With the migration of traditional data center-based applications towards cloud-based environments, availability is actually a key consideration that needs to be thought through and planned for. If we just take our applications directly out of our data centers, wherever they happen to be, and we move them directly into AWS without considering any of the availability impacts, more times than not we will actually experience a decrease in availability of the application. 

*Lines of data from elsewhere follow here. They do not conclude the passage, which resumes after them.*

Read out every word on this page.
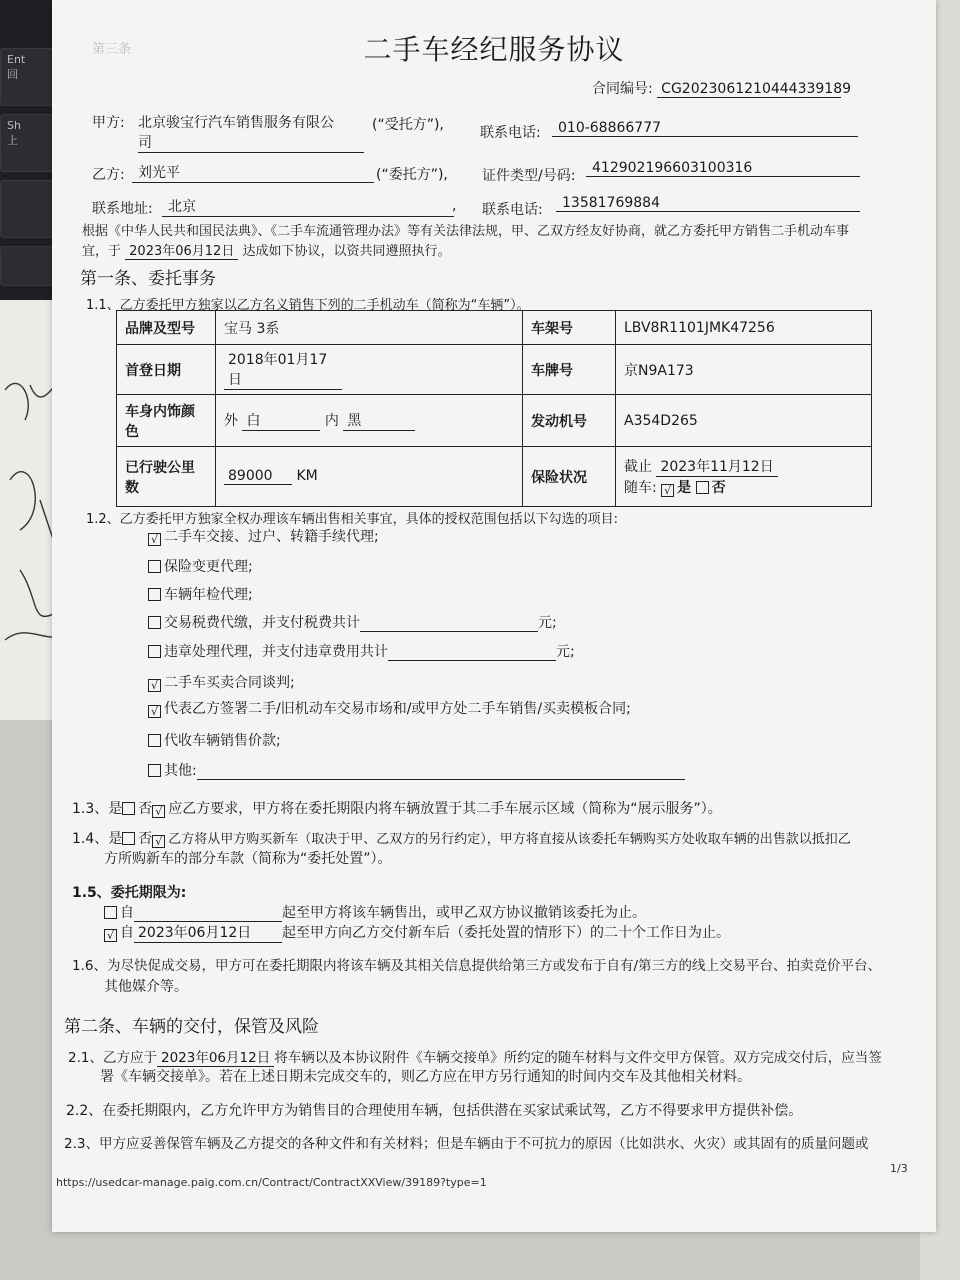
Ent
回
Sh
上
第三条	二手车经纪服务协议
合同编号: CG2023061210444339189
甲方: 北京骏宝行汽车销售服务有限公
司
(“受托方”),	联系电话:	010-68866777
乙方: 刘光平	(“委托方”), 证件类型/号码:	412902196603100316
联系地址:	北京	, 联系电话:	13581769884
根据《中华人民共和国民法典》、《二手车流通管理办法》等有关法律法规，甲、乙双方经友好协商，就乙方委托甲方销售二手机动车事
宜，于 2023年06月12日 达成如下协议，以资共同遵照执行。
第一条、委托事务
1.1、乙方委托甲方独家以乙方名义销售下列的二手机动车（简称为“车辆”）。
品牌及型号	宝马 3系	车架号	LBV8R1101JMK47256
首登日期	2018年01月17日	车牌号	京N9A173
车身内饰颜
色	外 白 内 黑	发动机号	A354D265
已行驶公里
数	89000 KM	保险状况	截止 2023年11月12日
随车: √ 是 否
1.2、乙方委托甲方独家全权办理该车辆出售相关事宜，具体的授权范围包括以下勾选的项目:
√ 二手车交接、过户、转籍手续代理;
保险变更代理;
车辆年检代理;
交易税费代缴，并支付税费共计	元;
违章处理代理，并支付违章费用共计	元;
√ 二手车买卖合同谈判;
√ 代表乙方签署二手/旧机动车交易市场和/或甲方处二手车销售/买卖模板合同;
代收车辆销售价款;
其他:
1.3、是 否 √ 应乙方要求，甲方将在委托期限内将车辆放置于其二手车展示区域（简称为“展示服务”）。
1.4、是 否 √ 乙方将从甲方购买新车（取决于甲、乙双方的另行约定），甲方将直接从该委托车辆购买方处收取车辆的出售款以抵扣乙
方所购新车的部分车款（简称为“委托处置”）。
1.5、委托期限为:
自	起至甲方将该车辆售出，或甲乙双方协议撤销该委托为止。
√ 自 2023年06月12日 起至甲方向乙方交付新车后（委托处置的情形下）的二十个工作日为止。
1.6、为尽快促成交易，甲方可在委托期限内将该车辆及其相关信息提供给第三方或发布于自有/第三方的线上交易平台、拍卖竞价平台、
其他媒介等。
第二条、车辆的交付，保管及风险
2.1、乙方应于 2023年06月12日 将车辆以及本协议附件《车辆交接单》所约定的随车材料与文件交甲方保管。双方完成交付后，应当签
署《车辆交接单》。若在上述日期未完成交车的，则乙方应在甲方另行通知的时间内交车及其他相关材料。
2.2、在委托期限内，乙方允许甲方为销售目的合理使用车辆，包括供潜在买家试乘试驾，乙方不得要求甲方提供补偿。
2.3、甲方应妥善保管车辆及乙方提交的各种文件和有关材料；但是车辆由于不可抗力的原因（比如洪水、火灾）或其固有的质量问题或
1/3
https://usedcar-manage.paig.com.cn/Contract/ContractXXView/39189?type=1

One of the key considerations when we’re designing our environments for AWS is the use of Availability Zones. Availability Zones are associated with regions, we consider regions based on where our customers are in an Amazon-based architecture, at the highest levels. Then, we consider Availability Zones to increase the availability of our applications. Availability Zones apply to RDS instances, EC2 instances, elastic load balancers – all of these different components, these building blocks, that we have to build our Amazon-based architectures. It’s important to consider that our EC2 instances and these other components need, especially if our availability needs to be comparatively high, three 9s, four 9s, five 9s, or even 99.5 – that it may be necessary to consider deploying our applications and designing them to operate in more than one Availability Zone. Availability Zones in AWS provide geographic distribution, for instance, over fault lines or one Availability Zone, which is really just a data center in Amazon, may be located in Southern California for the west Region and another one may be located in Seattle, WA. So, one may be more susceptible to cold weather and one may be more susceptible to forest fires and wildfires in the fall. It’s important to consider these things and to design our applications to take advantage of the additional capacities that AWS provides to us in the form of Availability Zones.